実は私はここに出てくる用語、アジャイルもウォーターフォールもよくわかりません。
調べてみると、システムなどの開発手法なのだそうです。
ざっくりいうと、ウォーターフォールというのが、はじめに全体の規格を決めてしまい、ひとつづつ積み上げていき、すべての高低を終えて初めてそのシステムを使うことができるようになることのようです。
一方アジャイルというのが、機能別の開発・運用で、それらのパーツを最後に組み上げるイメージでしょうか。
まあ私もいまだにはっきりよくわかってません。

ということで、本書はアジャイルを説明する本でも、ウォーターフォールを説明する本でもない、というのが私の印象でした。
私の職場では、アジャイルもウォーターフォールも、用語として使われるシーンはありません。
けど、この本はけっこう使えるな、という印象を得ました。
そこについて、少しご紹介したいと思います。

本書のテーマは部門間が一体になるということ!?

私個人的な感想としては、本書はそれぞれ専門分野を持った部署が一つの目的に向かって一体になって動くための本、というものでした。
表向きの話として、アジャイルとウォーターフォールそれぞれの良さを上手く活かしていこうという事があるのですが、とにもかくにも専門分化した組織では組織間でのいざこざがつきものです。
たとえば私の仕事場は、営業と事務でそういったことが起こりがちです。
営業は外に出て販売することが仕事だし、事務はそれらの状況を記録し、手続きすることが仕事です。
しかし実際のところ、事務が仕事を進めている日中は営業は外出しているわけですが、事務が仕事を終えようという夕方に営業が事務に仕事を言いつけることがけっこうあります。
それも至急扱いで。
事務にしてみれば、「それは明日ではダメなのか?」とか「こちらの都合も考えてほしい」とかいろいろ言いたいことはあるわけです。
営業も営業で、日中は外に出てるのだから仕方がないじゃないか。俺たちの苦労もわからないくせに、みたいな話はよくあります。
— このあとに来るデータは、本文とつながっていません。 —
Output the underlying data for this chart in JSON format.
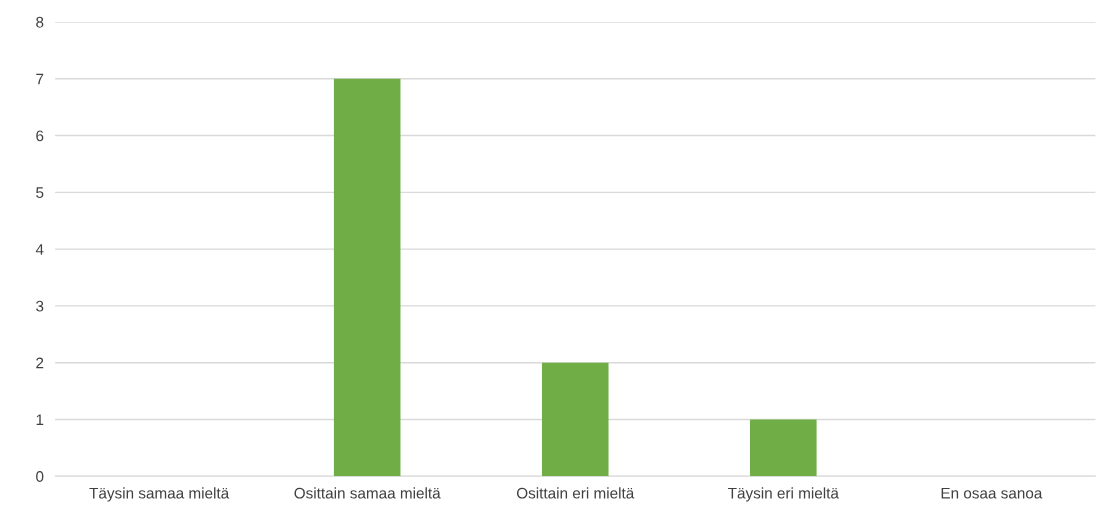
{
  "chart_data": {
    "type": "bar",
    "categories": [
      "Täysin samaa mieltä",
      "Osittain samaa mieltä",
      "Osittain eri mieltä",
      "Täysin eri mieltä",
      "En osaa sanoa"
    ],
    "values": [
      0,
      7,
      2,
      1,
      0
    ],
    "color": "#70ad47",
    "ylim": [
      0,
      8
    ],
    "yticks": [
      0,
      1,
      2,
      3,
      4,
      5,
      6,
      7,
      8
    ],
    "grid": "y"
  }
}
これ、それぞれが自分の部署の仕事に責任を持とうとするがゆえ、逆にその責任を果たすにおいての障害を持ち込まれるようなイヤな感じがあるんじゃないかと思います。
これってもはや、組織としての一体感というより、部分最適の世界。

これがシステム開発などになると、いろんな役割を持つ人たちが絡むので、より鮮明に、より複雑に問題が絡み合うのではないかともうのです。
その組織を一つにまとめ、情報を共有し、目的に向かって邁進する組織にできないか。
これが本書の中心テーマと感じました。

だから、アジャイルとかウォーターフォールとかは無視して読んでも十分理解できます。
むしろ、一般の企業のマネージャーにとっては、理系的にロジカルに組み上げられた組織の片鱗を知るいい機会になるのではないかとさえ思います。
それらの一見難しそうな話が、小説としてかみ砕いて説明されています。

ロジカルでは動かない合理性を欠いた人という生き物をどう動かすか。
そこが一つの見どころではないかと思います。

一般の企業において、「新しいシステムや仕組みを導入しようとしたとき、なぜメンバーは拒絶反応を起こすのか?」という事を本書から学び取ることができるのではないかと思います。

いやーーー、読書って素晴らしいですね。